Copenhagen: Why It Achieved Nothing
Copenhagen was a complete farce, but I don’t need to tell you that. It achieved nothing, but worse, it cemented capitalism’s stubbornness to do nothing. This was obvious to me before it even started along with a minority of voices crying out that capitalism can’t save the environment.
But as I read more and more about the events at Copenhagen, the more I become more than cynical; I’m becoming angry and slightly scared.
Rich countries did deals behind the backs of poor countries that are set to sink, the fought amongst each other like children, they cracked down on protesters who were calling for real change.
It seems to me that all the US, Britain, China, Australia and the developed world cared about was making sure they didn’t have to pay the bill. They passed obligations around like a hot potato, insisting other people, even tiny islands, had to pay, but not them.
They were more concerned about where they would end up on the ladder of world rankings if they had to cut their targets more than anyone else. And their speeches about action and caring for the world were all bullshit. They didn’t care about it all.
This is imperialism at work; the system of military and economic competition under capitalism that brought as things like colonialism and world wars. The whole system is based on competition from two businesses on the same street right up to hundreds of countries at the negotiating table of some conference that emitted more carbon than it pledged to reduce.

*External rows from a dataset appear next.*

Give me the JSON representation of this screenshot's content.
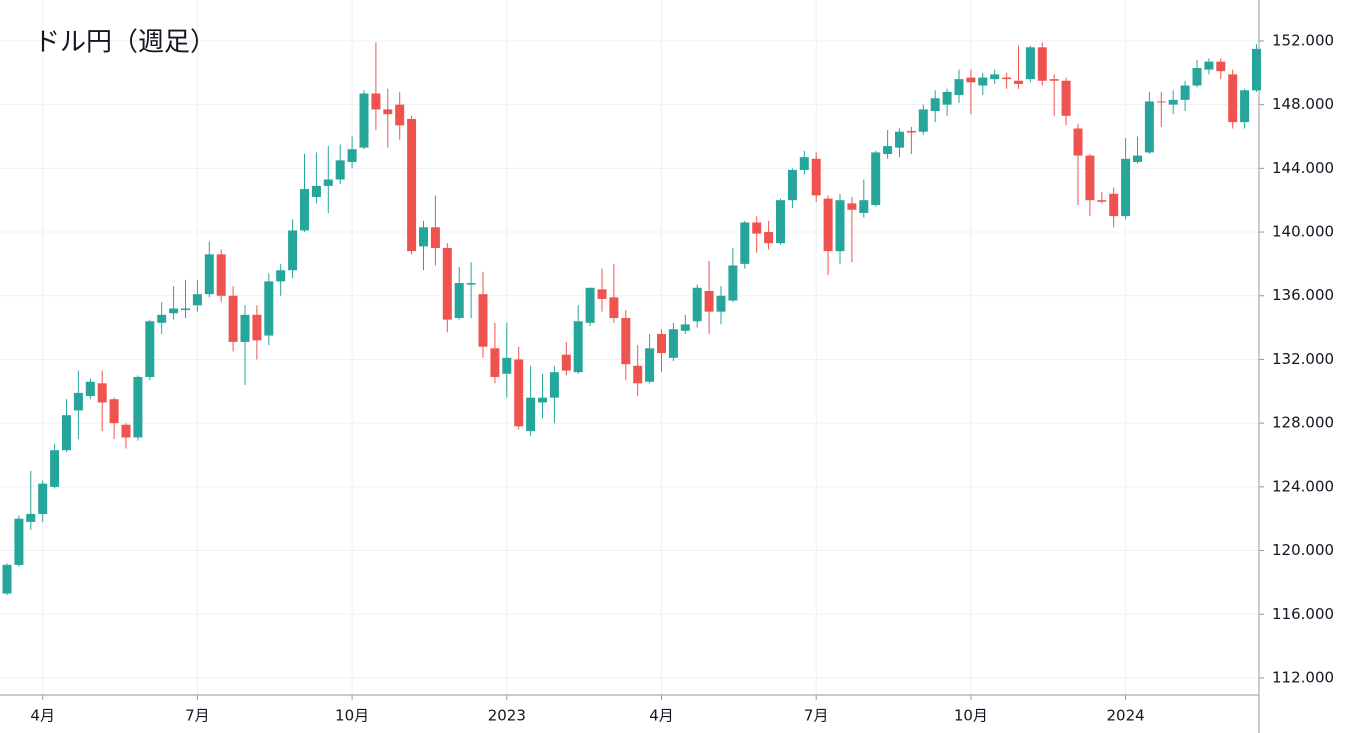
{
  "chart_data": {
    "type": "candlestick",
    "title": "ドル円（週足）",
    "categories": [
      null,
      null,
      null,
      "4月",
      null,
      null,
      null,
      null,
      null,
      null,
      null,
      null,
      null,
      null,
      null,
      null,
      "7月",
      null,
      null,
      null,
      null,
      null,
      null,
      null,
      null,
      null,
      null,
      null,
      null,
      "10月",
      null,
      null,
      null,
      null,
      null,
      null,
      null,
      null,
      null,
      null,
      null,
      null,
      "2023",
      null,
      null,
      null,
      null,
      null,
      null,
      null,
      null,
      null,
      null,
      null,
      null,
      "4月",
      null,
      null,
      null,
      null,
      null,
      null,
      null,
      null,
      null,
      null,
      null,
      null,
      "7月",
      null,
      null,
      null,
      null,
      null,
      null,
      null,
      null,
      null,
      null,
      null,
      null,
      "10月",
      null,
      null,
      null,
      null,
      null,
      null,
      null,
      null,
      null,
      null,
      null,
      null,
      "2024",
      null,
      null,
      null,
      null,
      null,
      null,
      null,
      null,
      null,
      null,
      null
    ],
    "open": [
      117.3,
      119.1,
      121.8,
      122.3,
      124.0,
      126.3,
      128.8,
      129.7,
      130.5,
      129.5,
      127.9,
      127.1,
      130.9,
      134.3,
      134.9,
      135.1,
      135.4,
      136.1,
      138.6,
      136.0,
      133.1,
      134.8,
      133.5,
      136.9,
      137.6,
      140.1,
      142.2,
      142.9,
      143.3,
      144.4,
      145.3,
      148.7,
      147.7,
      148.0,
      147.1,
      139.1,
      140.3,
      139.0,
      134.6,
      136.7,
      136.1,
      132.7,
      131.1,
      132.0,
      127.5,
      129.3,
      129.6,
      132.3,
      131.2,
      134.3,
      136.4,
      135.9,
      134.6,
      131.6,
      130.6,
      133.6,
      132.1,
      133.8,
      134.4,
      136.3,
      135.0,
      135.7,
      138.0,
      140.6,
      140.0,
      139.3,
      142.0,
      143.9,
      144.6,
      142.1,
      138.8,
      141.8,
      141.2,
      141.7,
      144.9,
      145.3,
      146.35,
      146.3,
      147.6,
      148.0,
      148.6,
      149.7,
      149.2,
      149.6,
      149.7,
      149.5,
      149.6,
      151.6,
      149.6,
      149.5,
      146.5,
      144.8,
      142.0,
      142.4,
      141.0,
      144.4,
      145.0,
      148.2,
      148.0,
      148.3,
      149.2,
      150.2,
      150.7,
      149.9,
      146.9,
      148.9
    ],
    "high": [
      119.2,
      122.2,
      125.0,
      124.4,
      126.7,
      129.5,
      131.3,
      130.8,
      131.3,
      129.6,
      128.0,
      131.0,
      134.5,
      135.6,
      136.6,
      137.0,
      137.0,
      139.4,
      138.9,
      136.6,
      135.4,
      135.4,
      137.4,
      138.0,
      140.8,
      144.9,
      145.0,
      145.4,
      145.5,
      146.0,
      148.9,
      151.9,
      149.0,
      148.8,
      147.3,
      140.7,
      142.3,
      139.3,
      137.8,
      138.1,
      137.5,
      134.3,
      134.3,
      132.8,
      131.6,
      131.1,
      131.6,
      133.1,
      135.4,
      136.5,
      137.7,
      138.0,
      135.1,
      132.9,
      133.6,
      133.9,
      134.3,
      134.8,
      136.7,
      138.2,
      136.6,
      139.0,
      140.7,
      141.0,
      140.7,
      142.1,
      144.0,
      145.1,
      145.0,
      142.3,
      142.4,
      142.2,
      143.3,
      145.1,
      146.4,
      146.5,
      146.6,
      148.0,
      148.9,
      149.0,
      150.2,
      150.2,
      150.0,
      150.2,
      150.0,
      151.7,
      151.7,
      151.9,
      149.9,
      149.7,
      146.8,
      144.9,
      142.5,
      142.8,
      145.9,
      146.0,
      148.8,
      148.8,
      148.9,
      149.5,
      150.8,
      150.9,
      150.9,
      150.2,
      149.0,
      151.8
    ],
    "low": [
      117.2,
      119.0,
      121.3,
      121.8,
      123.9,
      126.2,
      127.0,
      129.5,
      127.5,
      127.0,
      126.4,
      126.9,
      130.7,
      133.6,
      134.5,
      134.6,
      135.0,
      135.9,
      135.6,
      132.5,
      130.4,
      132.0,
      132.9,
      136.0,
      137.1,
      140.0,
      141.8,
      141.2,
      143.0,
      144.0,
      145.2,
      146.4,
      145.3,
      145.8,
      138.6,
      137.6,
      137.9,
      133.7,
      134.5,
      134.6,
      132.1,
      130.5,
      129.6,
      127.6,
      127.2,
      128.3,
      128.0,
      131.0,
      131.1,
      134.1,
      135.0,
      134.3,
      130.7,
      129.7,
      130.5,
      131.2,
      131.9,
      133.6,
      134.0,
      133.6,
      134.2,
      135.6,
      137.7,
      138.7,
      138.9,
      139.2,
      141.5,
      143.6,
      141.9,
      137.3,
      138.0,
      138.1,
      140.9,
      141.6,
      144.6,
      144.7,
      144.9,
      146.1,
      146.9,
      147.3,
      148.1,
      147.4,
      148.6,
      149.3,
      149.0,
      149.0,
      149.4,
      149.2,
      147.3,
      146.7,
      141.7,
      141.0,
      141.8,
      140.3,
      140.8,
      144.3,
      144.9,
      146.6,
      147.4,
      147.6,
      149.1,
      149.9,
      149.6,
      146.5,
      146.5,
      148.8
    ],
    "close": [
      119.1,
      122.0,
      122.3,
      124.2,
      126.3,
      128.5,
      129.9,
      130.6,
      129.3,
      128.0,
      127.1,
      130.9,
      134.4,
      134.8,
      135.2,
      135.2,
      136.1,
      138.6,
      136.0,
      133.1,
      134.8,
      133.2,
      136.9,
      137.6,
      140.1,
      142.7,
      142.9,
      143.3,
      144.5,
      145.2,
      148.7,
      147.7,
      147.4,
      146.7,
      138.8,
      140.3,
      139.0,
      134.5,
      136.8,
      136.8,
      132.8,
      130.9,
      132.1,
      127.8,
      129.6,
      129.6,
      131.2,
      131.3,
      134.4,
      136.5,
      135.8,
      134.6,
      131.7,
      130.5,
      132.7,
      132.4,
      133.9,
      134.2,
      136.5,
      135.0,
      136.0,
      137.9,
      140.6,
      139.9,
      139.3,
      142.0,
      143.9,
      144.7,
      142.3,
      138.8,
      142.0,
      141.4,
      142.0,
      145.0,
      145.4,
      146.3,
      146.25,
      147.7,
      148.4,
      148.8,
      149.6,
      149.4,
      149.7,
      149.9,
      149.6,
      149.3,
      151.6,
      149.5,
      149.5,
      147.3,
      144.8,
      142.0,
      141.9,
      141.0,
      144.6,
      144.8,
      148.2,
      148.15,
      148.3,
      149.2,
      150.3,
      150.7,
      150.1,
      146.9,
      148.9,
      151.5
    ],
    "up_color": "#26a69a",
    "down_color": "#ef5350",
    "ylim": [
      110.93,
      154.57
    ],
    "yticks": [
      {
        "value": 112,
        "label": "112.000"
      },
      {
        "value": 116,
        "label": "116.000"
      },
      {
        "value": 120,
        "label": "120.000"
      },
      {
        "value": 124,
        "label": "124.000"
      },
      {
        "value": 128,
        "label": "128.000"
      },
      {
        "value": 132,
        "label": "132.000"
      },
      {
        "value": 136,
        "label": "136.000"
      },
      {
        "value": 140,
        "label": "140.000"
      },
      {
        "value": 144,
        "label": "144.000"
      },
      {
        "value": 148,
        "label": "148.000"
      },
      {
        "value": 152,
        "label": "152.000"
      }
    ],
    "grid": true
  }
}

All they care about is blind, self-interest and coming out on top. They care about this more than whether or not the world will burn and flood simultaneously.
If this isn’t an argument for why we need to get rid of capitalism, I don’t know what is.



















Capitalism in it’s own is not the problem, its pro business interventions in the free-Market by governments. Ayn Rand – archcapitalist – called for a separation between state and economy, and was spot on.
Next time a mega-corp is threatened oppose the bailout, but also oppose actions harmful to business, which includes #cop15 schemes like cap and trade. The market price for photovoltaic and mirror farm power sources are dropping and demand for green power increasing due to cultural and intellectual support. Let those forces work and lookout for
things like planning rules and old nationalised infrastructure that get in the way of green enterprises, but don’t proselytise for green handouts that makes you the same as the corporations.
Agreed. Capitalism in and of itself is a wonderful thing. The government’s persistent involvement in it and the corporations’ lobbyist groups are what got the system in the state it’s in. If we could start over again and get rid of those two things, we’d be in the clear.
John Pender´s last blog ..Fiction Friday #134
Arguments against state intervention and for the free market are really becoming more and more isolated and this is what both of you are arguing. The economic crisis we’re currently in totally discredited free market economics as a method the maintain balance.
The market is anarchic, you can’t control and it’s a myth that it will magically make everything work. Especially in regards to the environment considering oil and coal companies have a lot of control and left to their own devices will just keep polluting and squeezing out green companies.
Totally agreed Ben. The free market is what got us into this mess – globaln economic crisis and speeding past the point of no return on climate change, I wouldn’t trust it to get us out again!